Transcorridos mais de três meses desde a chegada da pandemia ao Brasil, o país ainda não construiu métricas capazes de identificar o real alcance do novo coronavírus na população e, principalmente, se a sua trajetória é de crescimento, certa estabilidade ou início de recuo. Mesmo que não exista má-fé de quem trabalha com os dados e faz diferentes interpretações, o fato é que não há hoje confiança de que os números expressem a situação real, a começar pelos indícios de grande subnotificação. Apesar de o Rio Grande do Sul ocupar a liderança do ranking da Open Knowledge Brasil sobre transparência na divulgação de informações sobre a covid-19, a divergência de dados entre as prefeituras e o governo estadual, mostrada na semana passada por Zero Hora, é outro exemplo de situação que acaba gerando dúvidas na sociedade.

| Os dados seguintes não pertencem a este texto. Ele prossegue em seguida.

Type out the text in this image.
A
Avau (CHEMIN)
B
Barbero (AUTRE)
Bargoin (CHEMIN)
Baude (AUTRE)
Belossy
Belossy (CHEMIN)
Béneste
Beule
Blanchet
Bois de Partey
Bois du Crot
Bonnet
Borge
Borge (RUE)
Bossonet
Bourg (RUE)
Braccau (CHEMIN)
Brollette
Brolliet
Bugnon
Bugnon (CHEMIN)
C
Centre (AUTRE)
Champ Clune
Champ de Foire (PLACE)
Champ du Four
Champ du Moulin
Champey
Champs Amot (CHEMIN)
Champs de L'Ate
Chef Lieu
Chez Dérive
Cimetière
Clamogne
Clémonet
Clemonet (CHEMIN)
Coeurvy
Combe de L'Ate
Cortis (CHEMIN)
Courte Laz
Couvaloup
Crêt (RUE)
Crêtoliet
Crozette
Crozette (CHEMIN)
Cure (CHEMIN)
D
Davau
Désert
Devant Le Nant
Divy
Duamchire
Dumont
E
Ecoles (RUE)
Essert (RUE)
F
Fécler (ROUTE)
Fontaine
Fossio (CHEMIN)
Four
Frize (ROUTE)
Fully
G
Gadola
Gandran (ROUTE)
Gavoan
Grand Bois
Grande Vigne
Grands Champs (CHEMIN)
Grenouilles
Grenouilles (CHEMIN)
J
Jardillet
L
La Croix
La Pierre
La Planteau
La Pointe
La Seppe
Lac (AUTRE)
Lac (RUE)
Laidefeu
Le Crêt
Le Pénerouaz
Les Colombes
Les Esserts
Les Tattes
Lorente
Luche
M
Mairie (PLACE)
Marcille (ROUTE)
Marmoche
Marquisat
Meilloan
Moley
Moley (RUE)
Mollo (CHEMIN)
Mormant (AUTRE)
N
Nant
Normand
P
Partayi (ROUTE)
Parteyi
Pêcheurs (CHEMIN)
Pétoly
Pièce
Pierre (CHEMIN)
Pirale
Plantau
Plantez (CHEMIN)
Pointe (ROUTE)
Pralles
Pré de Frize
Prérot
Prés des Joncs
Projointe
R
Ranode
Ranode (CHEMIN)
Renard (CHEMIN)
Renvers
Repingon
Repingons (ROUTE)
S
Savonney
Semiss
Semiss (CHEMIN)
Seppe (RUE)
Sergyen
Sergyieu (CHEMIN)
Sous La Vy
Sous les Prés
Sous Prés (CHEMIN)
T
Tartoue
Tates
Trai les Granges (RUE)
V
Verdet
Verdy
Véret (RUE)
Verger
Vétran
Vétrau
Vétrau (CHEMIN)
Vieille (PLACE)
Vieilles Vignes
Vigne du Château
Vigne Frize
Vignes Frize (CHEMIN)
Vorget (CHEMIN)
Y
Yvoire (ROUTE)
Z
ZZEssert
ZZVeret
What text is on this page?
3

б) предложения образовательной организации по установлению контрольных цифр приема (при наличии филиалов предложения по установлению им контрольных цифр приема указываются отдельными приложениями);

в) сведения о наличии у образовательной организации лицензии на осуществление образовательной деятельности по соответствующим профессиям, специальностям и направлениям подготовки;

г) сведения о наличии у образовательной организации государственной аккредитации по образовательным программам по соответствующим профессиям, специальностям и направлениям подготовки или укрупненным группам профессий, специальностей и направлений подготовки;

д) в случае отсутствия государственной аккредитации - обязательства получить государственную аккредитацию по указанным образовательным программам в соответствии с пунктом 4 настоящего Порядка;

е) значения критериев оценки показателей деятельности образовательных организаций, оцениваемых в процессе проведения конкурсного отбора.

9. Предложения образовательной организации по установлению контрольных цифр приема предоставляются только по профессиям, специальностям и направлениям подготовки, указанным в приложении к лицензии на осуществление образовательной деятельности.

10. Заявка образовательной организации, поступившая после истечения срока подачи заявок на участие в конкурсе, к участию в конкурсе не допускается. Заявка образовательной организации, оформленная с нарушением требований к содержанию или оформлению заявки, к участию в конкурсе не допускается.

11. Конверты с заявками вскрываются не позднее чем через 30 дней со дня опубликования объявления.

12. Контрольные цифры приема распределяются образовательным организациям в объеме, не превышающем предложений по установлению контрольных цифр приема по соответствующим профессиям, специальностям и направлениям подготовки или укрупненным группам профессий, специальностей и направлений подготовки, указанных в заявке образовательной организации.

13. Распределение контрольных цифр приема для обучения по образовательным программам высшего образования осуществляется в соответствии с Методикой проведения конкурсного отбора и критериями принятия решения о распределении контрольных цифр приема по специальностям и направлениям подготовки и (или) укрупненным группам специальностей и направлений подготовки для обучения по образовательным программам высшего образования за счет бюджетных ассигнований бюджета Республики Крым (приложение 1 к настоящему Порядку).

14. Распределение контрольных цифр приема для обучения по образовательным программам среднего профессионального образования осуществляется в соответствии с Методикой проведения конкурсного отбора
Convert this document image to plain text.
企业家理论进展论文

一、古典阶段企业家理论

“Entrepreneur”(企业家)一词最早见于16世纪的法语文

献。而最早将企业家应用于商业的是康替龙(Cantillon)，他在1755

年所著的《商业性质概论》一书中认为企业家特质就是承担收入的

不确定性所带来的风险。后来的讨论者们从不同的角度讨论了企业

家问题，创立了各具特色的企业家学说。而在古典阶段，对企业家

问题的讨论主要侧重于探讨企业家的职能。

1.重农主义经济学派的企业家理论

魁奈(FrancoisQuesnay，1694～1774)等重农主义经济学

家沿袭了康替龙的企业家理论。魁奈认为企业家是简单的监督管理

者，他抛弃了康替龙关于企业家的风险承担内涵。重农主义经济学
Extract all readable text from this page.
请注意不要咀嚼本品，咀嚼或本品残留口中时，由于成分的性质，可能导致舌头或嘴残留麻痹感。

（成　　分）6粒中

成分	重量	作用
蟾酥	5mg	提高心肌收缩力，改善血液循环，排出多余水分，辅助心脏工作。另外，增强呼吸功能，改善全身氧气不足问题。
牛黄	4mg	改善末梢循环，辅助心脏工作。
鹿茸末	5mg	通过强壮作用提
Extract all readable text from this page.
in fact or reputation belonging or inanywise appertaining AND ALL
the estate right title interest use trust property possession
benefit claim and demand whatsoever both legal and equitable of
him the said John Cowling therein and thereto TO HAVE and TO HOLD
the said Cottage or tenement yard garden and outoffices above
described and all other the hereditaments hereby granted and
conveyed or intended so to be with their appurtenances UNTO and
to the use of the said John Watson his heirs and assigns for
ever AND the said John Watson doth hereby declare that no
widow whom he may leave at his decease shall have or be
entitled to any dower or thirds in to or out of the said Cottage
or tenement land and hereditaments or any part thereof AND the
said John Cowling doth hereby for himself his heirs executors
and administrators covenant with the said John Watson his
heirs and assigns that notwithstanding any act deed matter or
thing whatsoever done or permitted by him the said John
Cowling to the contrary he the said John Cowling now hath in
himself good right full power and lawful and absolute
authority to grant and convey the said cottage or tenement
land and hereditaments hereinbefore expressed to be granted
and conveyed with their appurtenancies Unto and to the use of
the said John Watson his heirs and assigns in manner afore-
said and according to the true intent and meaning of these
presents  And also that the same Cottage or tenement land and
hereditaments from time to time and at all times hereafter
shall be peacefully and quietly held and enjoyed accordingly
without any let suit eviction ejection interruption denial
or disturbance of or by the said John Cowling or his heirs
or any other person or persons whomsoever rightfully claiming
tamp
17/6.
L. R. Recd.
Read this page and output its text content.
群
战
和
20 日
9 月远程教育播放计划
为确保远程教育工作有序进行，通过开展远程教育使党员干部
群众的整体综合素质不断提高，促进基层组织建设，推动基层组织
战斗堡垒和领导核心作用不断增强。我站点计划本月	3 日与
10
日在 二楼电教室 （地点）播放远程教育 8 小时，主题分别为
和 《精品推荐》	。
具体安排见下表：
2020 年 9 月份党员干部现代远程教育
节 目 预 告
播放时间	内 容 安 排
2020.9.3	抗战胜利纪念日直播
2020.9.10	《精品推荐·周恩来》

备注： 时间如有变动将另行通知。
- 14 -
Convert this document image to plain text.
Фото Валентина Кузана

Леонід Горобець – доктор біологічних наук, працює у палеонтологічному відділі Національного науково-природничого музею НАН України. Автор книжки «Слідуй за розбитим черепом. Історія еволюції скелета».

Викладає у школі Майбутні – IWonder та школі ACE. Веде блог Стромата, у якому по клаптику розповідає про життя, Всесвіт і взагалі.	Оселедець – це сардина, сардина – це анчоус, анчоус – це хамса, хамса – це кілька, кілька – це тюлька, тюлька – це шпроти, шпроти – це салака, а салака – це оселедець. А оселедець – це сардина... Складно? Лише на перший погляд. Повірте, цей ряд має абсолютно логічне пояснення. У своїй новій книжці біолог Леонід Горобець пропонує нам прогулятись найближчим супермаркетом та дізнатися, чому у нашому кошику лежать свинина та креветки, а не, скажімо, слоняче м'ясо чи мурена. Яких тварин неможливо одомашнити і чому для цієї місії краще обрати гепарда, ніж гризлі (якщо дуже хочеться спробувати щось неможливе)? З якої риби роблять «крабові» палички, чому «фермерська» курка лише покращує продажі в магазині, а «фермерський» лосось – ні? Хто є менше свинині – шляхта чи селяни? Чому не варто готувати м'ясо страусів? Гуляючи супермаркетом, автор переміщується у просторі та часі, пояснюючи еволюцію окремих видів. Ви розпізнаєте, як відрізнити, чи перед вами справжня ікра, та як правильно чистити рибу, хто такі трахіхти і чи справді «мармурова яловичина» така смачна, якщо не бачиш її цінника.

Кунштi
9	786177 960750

A situação fica ainda mais nebulosa no país, gerando incerteza na população e nos gestores, um quadro agravado pela crescente politização em torno das estatísticas. Talvez em nenhuma parte do mundo ocorra hoje um fenômeno em proporções semelhantes, em que os números são torcidos, ressaltados ou minimizados de acordo com a ideologia de quem os apresenta e interpreta. Torturam-se números para demonstrar que o Brasil vive uma situação mais ou menos desconfortável. É o caso, por exemplo, da comparação entre países. Os seguidores do presidente Jair Bolsonaro preferem mencionar a relação de mortes por habitante, cotejando com nações europeias com menor população e taxas mais altas de óbitos, como Reino Unido e Bélgica. Mas esquecem de levar em conta os estágios diferentes da pandemia e também desprezam todos os indícios de grande subnotificação em território nacional. O Brasil, sabe-se, é um dos países que menos testa no mundo.
Não se pode admitir a tentativa inescrupulosa de maquiar números ou recorrer a contabilidades criativas para mascarar a realidade
No sentido inverso, passa-se por cima de comparações com outros países de perfil mais parecido com o Brasil, como Filipinas, Índia e África do Sul, onde a covid-19 se mostra menos letal até agora, mas que também vivem estágios distintos em relação à maturação da pandemia. Ignora-se ainda diferentes práticas, como a baixa taxa de atestados com a causa mortis em algumas nações, principalmente na Índia, mas também o insuficiente número de pessoas testadas, o que dificulta um balizamento. Quanto mais exames são feitos, os números de contaminação ficam maiores, mas a letalidade cai.
O fato é que é preciso ter cuidado com as comparações devido aos momentos diferentes da pandemia e assimetrias dos sistemas de saúde quanto à capacidade de oferecer um quadro mais preciso da doença. , como tentou o Ministério da Saúde do Brasil, adotando uma fórmula exótica em que deixavam de ser contabilizadas mortes ocorridas em dias anteriores, mas confirmadas ou registradas posteriormente. A verdade, de uma forma ou outra, viria à tona.
O vírus não respeita fronteiras ou visões de mundo de governantes, mas tira proveito de lideranças caóticas e da desinformação, proposital ou involuntária, para driblar controles e continuar a se expandir. Os exemplos de Nova Zelândia e Vietnã, países governados por ideologias diferentes, mas que bem conseguiram controlar a disseminação do patógeno na população, são casos que merecem estudos e referencias mais embasadas e profundas. Cada um a seu modo, mas com disciplina e responsabilidade, dois elementos escassos no Brasil, lograram êxito na tarefa de vencer a pandemia que assombra o mundo.